Outro tema muito polêmico no dia a dia, mas que tende a desaparecer nas plataformas eleitorais dos campeões de voto é a privatização da saúde. A orientação para direcionar discursos à maioria da população, àquela que precisa que o SUS funcione direito, abre a porteira para negociações ad hoc com os setores empresariais, que repercutem direta e indiretamente na rede pública. Os candidatos a cargos majoritários, em pleno uso de suas faculdades mentais, agem como se um tópico fosse diferente do outro, fingem ignorar as correlações entre o atendimento e morte de um paciente por infarto em frente ao hospital público de cardiologia na Zona Sul do Rio de Janeiro neste mês e de um negro integrante dos quadros dirigentes de Brasília que, mesmo com plano de saúde, não conseguiu entrar nos estabelecimentos exclusivos para as classes superiores há dois anos. A má qualidade e as barreiras de acesso são comuns a um sistema que desvaloriza e subfinancia o SUS e aloca cada vez mais recursos públicos a uma privatização selvagem. O que chama atenção é que as normas para o ingresso de pacientes, seja em órgãos públicos ou privados, não protegem quem precisa de cuidados, e sim as instituições, quem nelas trabalha. A prática de permitir o desmonte da rede pública, seja por falta de verbas, seja pela entropia corporativista e a utilização indiscriminada da saúde para a realização de grandes e pequenos empreendimentos estatais-dependentes, não é apresentada ao debate. Portanto, dizer que “em meu governo o SUS vai ter isso tudo e aquilo mais”, e de quebra subir o tom na pronúncia da expressão “regular os planos privados”, é muito pouco.
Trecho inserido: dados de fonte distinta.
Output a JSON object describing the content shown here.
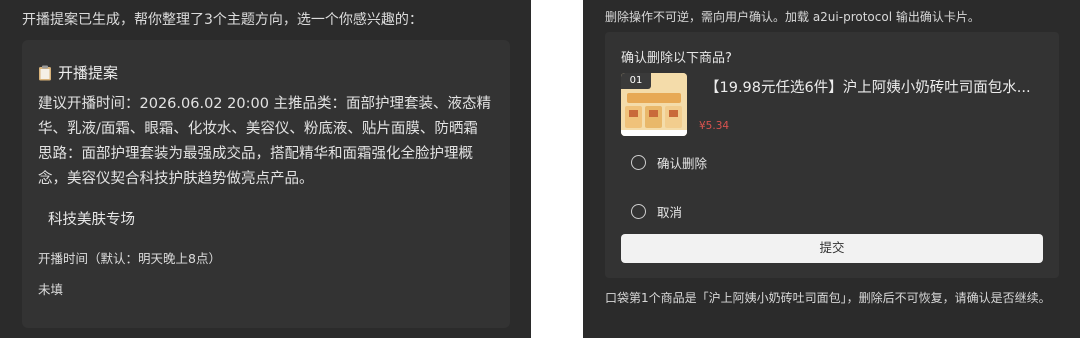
{
  "left": {
    "intro": "开播提案已生成，帮你整理了3个主题方向，选一个你感兴趣的：",
    "plan_title": "开播提案",
    "plan_line1": "建议开播时间：2026.06.02 20:00 主推品类：面部护理套装、液态精",
    "plan_line2": "华、乳液/面霜、眼霜、化妆水、美容仪、粉底液、贴片面膜、防晒霜",
    "plan_line3": "思路：面部护理套装为最强成交品，搭配精华和面霜强化全脸护理概",
    "plan_line4": "念，美容仪契合科技护肤趋势做亮点产品。",
    "topic": "科技美肤专场",
    "field_label": "开播时间（默认：明天晚上8点）",
    "field_value": "未填"
  },
  "right": {
    "intro": "删除操作不可逆，需向用户确认。加载 a2ui-protocol 输出确认卡片。",
    "question": "确认删除以下商品?",
    "product_index": "01",
    "product_name": "【19.98元任选6件】沪上阿姨小奶砖吐司面包水...",
    "product_price": "¥5.34",
    "option_confirm": "确认删除",
    "option_cancel": "取消",
    "submit_label": "提交",
    "note": "口袋第1个商品是「沪上阿姨小奶砖吐司面包」，删除后不可恢复，请确认是否继续。"
  },
  "colors": {
    "panel_bg": "#2b2b2b",
    "card_bg": "#333333",
    "price": "#d9534f",
    "submit_bg": "#f2f2f2"
  },
  "icons": {
    "plan": "clipboard-icon",
    "radio": "radio-empty"
  }
}
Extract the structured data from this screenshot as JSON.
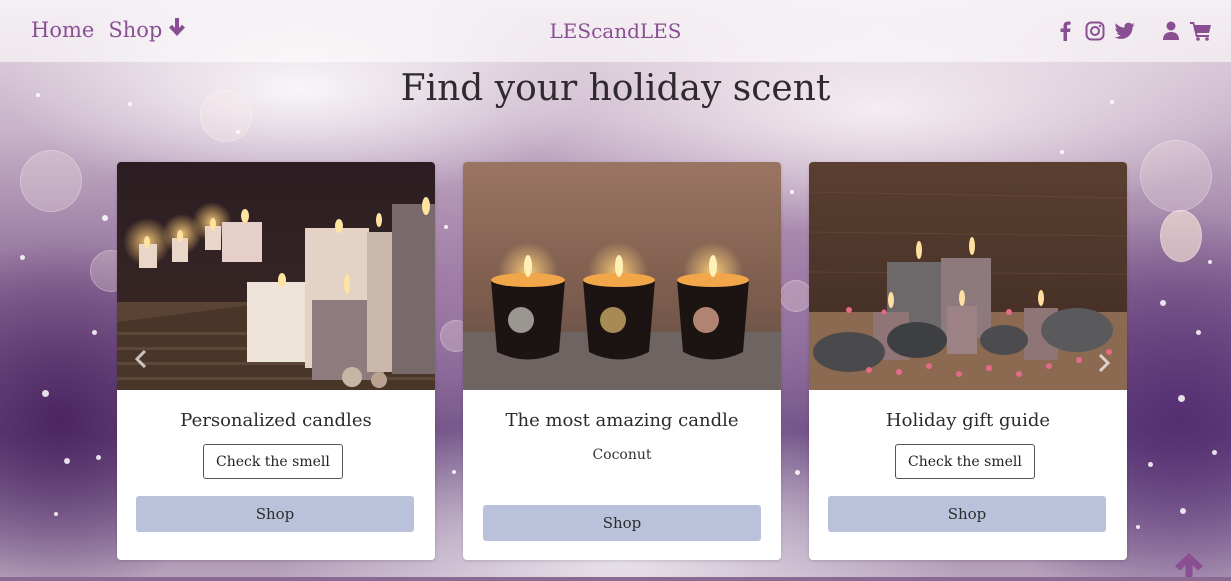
{
  "nav": {
    "home_label": "Home",
    "shop_label": "Shop",
    "brand": "LEScandLES",
    "icons": [
      "facebook-icon",
      "instagram-icon",
      "twitter-icon",
      "user-icon",
      "cart-icon"
    ]
  },
  "hero": {
    "title": "Find your holiday scent"
  },
  "cards": [
    {
      "title": "Personalized candles",
      "smell_button": "Check the smell",
      "shop_button": "Shop"
    },
    {
      "title": "The most amazing candle",
      "subtitle": "Coconut",
      "shop_button": "Shop"
    },
    {
      "title": "Holiday gift guide",
      "smell_button": "Check the smell",
      "shop_button": "Shop"
    }
  ],
  "colors": {
    "accent": "#8a4f93",
    "shop_button": "#b9c2da",
    "heading": "#2f2a2d"
  }
}
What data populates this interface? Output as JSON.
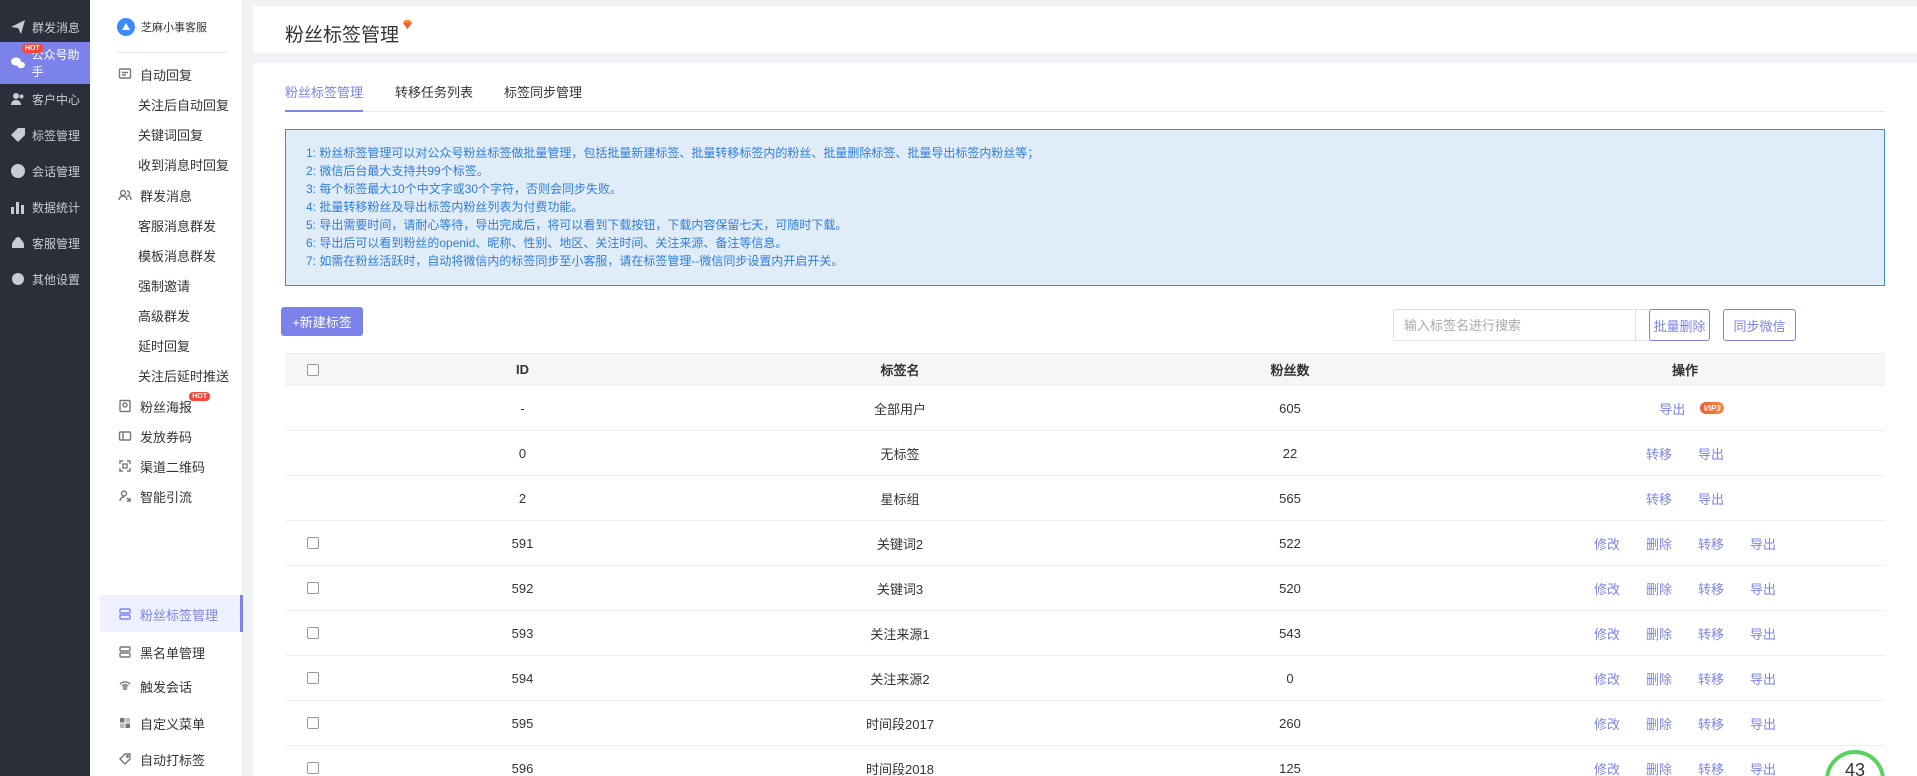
{
  "leftnav": [
    {
      "label": "群发消息",
      "icon": "send-icon"
    },
    {
      "label": "公众号助手",
      "icon": "wechat-icon",
      "badge": "HOT",
      "active": true
    },
    {
      "label": "客户中心",
      "icon": "users-icon"
    },
    {
      "label": "标签管理",
      "icon": "tag-icon"
    },
    {
      "label": "会话管理",
      "icon": "chat-icon"
    },
    {
      "label": "数据统计",
      "icon": "chart-icon"
    },
    {
      "label": "客服管理",
      "icon": "support-icon"
    },
    {
      "label": "其他设置",
      "icon": "gear-icon"
    }
  ],
  "brand": {
    "name": "芝麻小事客服"
  },
  "submenu": {
    "auto_reply": "自动回复",
    "follow_reply": "关注后自动回复",
    "keyword_reply": "关键词回复",
    "message_reply": "收到消息时回复",
    "mass_message": "群发消息",
    "cs_mass": "客服消息群发",
    "template_mass": "模板消息群发",
    "force_invite": "强制邀请",
    "advanced_mass": "高级群发",
    "delay_reply": "延时回复",
    "follow_delay_push": "关注后延时推送",
    "fan_poster": "粉丝海报",
    "fan_poster_badge": "HOT",
    "coupon": "发放券码",
    "channel_qr": "渠道二维码",
    "smart_guide": "智能引流",
    "fan_tag": "粉丝标签管理",
    "blacklist": "黑名单管理",
    "trigger_chat": "触发会话",
    "custom_menu": "自定义菜单",
    "auto_tag": "自动打标签"
  },
  "header": {
    "title": "粉丝标签管理"
  },
  "tabs": [
    "粉丝标签管理",
    "转移任务列表",
    "标签同步管理"
  ],
  "notice": [
    "1:  粉丝标签管理可以对公众号粉丝标签做批量管理，包括批量新建标签、批量转移标签内的粉丝、批量删除标签、批量导出标签内粉丝等；",
    "2:  微信后台最大支持共99个标签。",
    "3:  每个标签最大10个中文字或30个字符，否则会同步失败。",
    "4:  批量转移粉丝及导出标签内粉丝列表为付费功能。",
    "5:  导出需要时间，请耐心等待，导出完成后，将可以看到下载按钮，下载内容保留七天，可随时下载。",
    "6:  导出后可以看到粉丝的openid、昵称、性别、地区、关注时间、关注来源、备注等信息。",
    "7:  如需在粉丝活跃时，自动将微信内的标签同步至小客服，请在标签管理--微信同步设置内开启开关。"
  ],
  "toolbar": {
    "new_tag": "+新建标签",
    "search_placeholder": "输入标签名进行搜索",
    "batch_delete": "批量删除",
    "sync_wechat": "同步微信"
  },
  "table": {
    "headers": {
      "id": "ID",
      "name": "标签名",
      "fans": "粉丝数",
      "ops": "操作"
    },
    "rows": [
      {
        "id": "-",
        "name": "全部用户",
        "fans": "605",
        "ops": [
          "导出"
        ],
        "vip": "VIP3",
        "checkbox": false
      },
      {
        "id": "0",
        "name": "无标签",
        "fans": "22",
        "ops": [
          "转移",
          "导出"
        ],
        "checkbox": false
      },
      {
        "id": "2",
        "name": "星标组",
        "fans": "565",
        "ops": [
          "转移",
          "导出"
        ],
        "checkbox": false
      },
      {
        "id": "591",
        "name": "关键词2",
        "fans": "522",
        "ops": [
          "修改",
          "删除",
          "转移",
          "导出"
        ],
        "checkbox": true
      },
      {
        "id": "592",
        "name": "关键词3",
        "fans": "520",
        "ops": [
          "修改",
          "删除",
          "转移",
          "导出"
        ],
        "checkbox": true
      },
      {
        "id": "593",
        "name": "关注来源1",
        "fans": "543",
        "ops": [
          "修改",
          "删除",
          "转移",
          "导出"
        ],
        "checkbox": true
      },
      {
        "id": "594",
        "name": "关注来源2",
        "fans": "0",
        "ops": [
          "修改",
          "删除",
          "转移",
          "导出"
        ],
        "checkbox": true
      },
      {
        "id": "595",
        "name": "时间段2017",
        "fans": "260",
        "ops": [
          "修改",
          "删除",
          "转移",
          "导出"
        ],
        "checkbox": true
      },
      {
        "id": "596",
        "name": "时间段2018",
        "fans": "125",
        "ops": [
          "修改",
          "删除",
          "转移",
          "导出"
        ],
        "checkbox": true
      }
    ]
  },
  "gauge": {
    "value": "43"
  },
  "colors": {
    "accent": "#7b83eb",
    "nav_bg": "#2b2f3a",
    "notice_text": "#2d7de0",
    "notice_bg": "#e1ecf9"
  }
}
A probabilidade de ambos ou de um desses temas polarizar as próximas eleições é próxima de zero. Dedicar grande parte do tempo em conversas com quem só vê na saúde uma fonte para aumentar rendimentos e prestígios individuais e não com quem tem o que propor, arriscar, ousar, potencializa o processamento da insatisfação com a saúde para cuspir respostas do tipo já fiz tanto e farei mais. No modelo queixas como input e soluções endereçadas como output, ideais e idealizadores são considerados valores e personagens de um passado já superado. No entanto, a história não acabou, os herdeiros da boa cepa dos sinceros formuladores e executores de projetos estruturantes para a saúde estão por aí. Quem ouvir pessoas do Tribunal de Contas, que acabam de conseguir instaurar um inquérito civil público sobre o sub-financiamento do SUS; Domingos Sávio, inspirador e incentivador atento de uma política de saúde mental internacionalmente reconhecida; estudiosos e ativistas da área de saúde da mulher e tantos outros batalhadores da saúde pública terá subsídios de sobra para devolver à política seu estatuto de protagonista de mudanças e não o de culpada pelas promessas não cumpridas.”